2

I have defined a column StartDate as follows for a DataFrame I am loading using the dataframe-ec library.

schema.addColumn("StartDate", ValueType.DATE); 

I would like to add a computed column named DaysToEvent but am unsure how to define a function leveraging the Java time library so the following expression code will work.

dataFrame.attachColumn(
        dataFrame.createComputedColumn(
                "DaysToEvent",
                ValueType.LONG,
                "daysBetween(toDate(2023, 3, 11), StartDate)"));

I saw there was a built-in function named withinDays but am hoping to not have to change the library to add this function. I tried defining the expression using Java Code inline but that didn't work.

dataFrame.attachColumn(
        dataFrame.createComputedColumn(
                "DaysToEvent",
                ValueType.LONG,
                "java.time.temporal.ChronoUnit.DAYS.between(toDate(2023, 3, 11), StartDate)"));

Donald Raab
  • 6,458
  • 2
  • 36
  • 44

1 Answers1

1

You can add your custom functions to the dataframe-ec expression DSL at runtime. Then these functions can be used just like those that come with the library out of the box in expressions like computed columns, filters, and so on.

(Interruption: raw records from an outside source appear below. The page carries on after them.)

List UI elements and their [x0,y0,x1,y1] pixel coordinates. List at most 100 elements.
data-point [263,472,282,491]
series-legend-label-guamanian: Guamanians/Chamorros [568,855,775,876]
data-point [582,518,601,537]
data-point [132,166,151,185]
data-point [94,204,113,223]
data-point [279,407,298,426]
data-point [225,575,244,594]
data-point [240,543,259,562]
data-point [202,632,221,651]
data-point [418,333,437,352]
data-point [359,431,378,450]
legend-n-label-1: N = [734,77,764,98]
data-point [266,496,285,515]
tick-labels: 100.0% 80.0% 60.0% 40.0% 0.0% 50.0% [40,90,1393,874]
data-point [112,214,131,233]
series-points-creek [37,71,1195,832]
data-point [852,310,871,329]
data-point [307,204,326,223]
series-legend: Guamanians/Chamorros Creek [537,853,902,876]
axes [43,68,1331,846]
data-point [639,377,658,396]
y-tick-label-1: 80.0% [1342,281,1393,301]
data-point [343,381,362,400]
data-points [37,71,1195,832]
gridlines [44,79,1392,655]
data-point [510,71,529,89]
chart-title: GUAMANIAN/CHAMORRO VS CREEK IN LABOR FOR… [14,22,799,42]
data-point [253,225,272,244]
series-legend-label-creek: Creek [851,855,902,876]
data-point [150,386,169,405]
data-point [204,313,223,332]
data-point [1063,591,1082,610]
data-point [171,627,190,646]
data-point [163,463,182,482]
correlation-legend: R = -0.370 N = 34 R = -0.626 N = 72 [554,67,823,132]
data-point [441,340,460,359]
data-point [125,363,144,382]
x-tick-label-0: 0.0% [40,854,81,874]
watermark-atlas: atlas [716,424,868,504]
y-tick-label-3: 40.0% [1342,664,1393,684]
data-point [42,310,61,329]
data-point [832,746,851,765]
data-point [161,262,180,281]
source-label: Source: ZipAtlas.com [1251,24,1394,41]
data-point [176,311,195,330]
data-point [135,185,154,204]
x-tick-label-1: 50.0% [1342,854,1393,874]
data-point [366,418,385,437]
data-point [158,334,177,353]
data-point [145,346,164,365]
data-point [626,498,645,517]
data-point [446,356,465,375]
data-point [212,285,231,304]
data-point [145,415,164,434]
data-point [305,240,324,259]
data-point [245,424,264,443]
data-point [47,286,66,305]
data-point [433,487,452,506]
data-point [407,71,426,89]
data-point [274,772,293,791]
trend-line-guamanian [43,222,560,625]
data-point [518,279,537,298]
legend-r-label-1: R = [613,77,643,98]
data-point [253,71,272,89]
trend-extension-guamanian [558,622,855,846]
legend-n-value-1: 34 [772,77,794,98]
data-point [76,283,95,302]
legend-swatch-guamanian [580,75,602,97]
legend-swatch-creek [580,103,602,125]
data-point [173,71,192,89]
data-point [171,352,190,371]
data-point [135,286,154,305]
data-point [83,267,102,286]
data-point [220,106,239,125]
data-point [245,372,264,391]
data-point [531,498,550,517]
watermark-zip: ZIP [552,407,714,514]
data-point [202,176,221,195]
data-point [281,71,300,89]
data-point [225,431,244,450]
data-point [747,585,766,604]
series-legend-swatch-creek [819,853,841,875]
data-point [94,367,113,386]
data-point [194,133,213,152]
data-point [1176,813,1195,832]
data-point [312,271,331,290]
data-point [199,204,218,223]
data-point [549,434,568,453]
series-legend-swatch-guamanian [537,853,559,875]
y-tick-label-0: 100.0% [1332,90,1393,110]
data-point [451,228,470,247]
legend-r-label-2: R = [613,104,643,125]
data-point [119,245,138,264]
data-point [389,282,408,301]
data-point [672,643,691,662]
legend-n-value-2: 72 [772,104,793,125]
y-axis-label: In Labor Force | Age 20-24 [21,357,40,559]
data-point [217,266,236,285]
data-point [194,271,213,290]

So you will be able to write code that looks like:

dataFrame.addColumn("DaysToEvent", "daysBetween(toDate(2023, 3, 11), StartDate)")

(this is a bit more streamlined than what you have in your example: you can call addColumn directly on a dataframe object and you don’t need to specify the type of a computed column as it is inferred from the expression you provide).

To add a function (in this case daysBetween) to the expression DSL you need to call the addFunctionDescriptor method on the BuiltInFunctions class. You can look at the existing implementations in BuiltInFunctions (which also has examples of dealing with parameters, different types, validations, etc.) and also take a look at RuntimeAddedFunctionTest. In your case something like this should work:

BuiltInFunctions.addFunctionDescriptor(new IntrinsicFunctionDescriptor("daysBetween", Lists.immutable.of("date1", "date2"))
    {
        @Override
        public Value evaluate(EvalContext context)
        {
            LocalDate date1 = ((DateValue) context.getVariable("date1")).dateValue();
            LocalDate date2 = ((DateValue) context.getVariable("date2")).dateValue();

            return new LongValue(ChronoUnit.DAYS.between(date1, date2));
        }

        @Override
        public ValueType returnType(ListIterable<ValueType> paraValueTypes)
        {
            return LONG;
        }
    }
);

Note: I am the original author of the dataframe-ec library

zakhav
  • 56
  • 4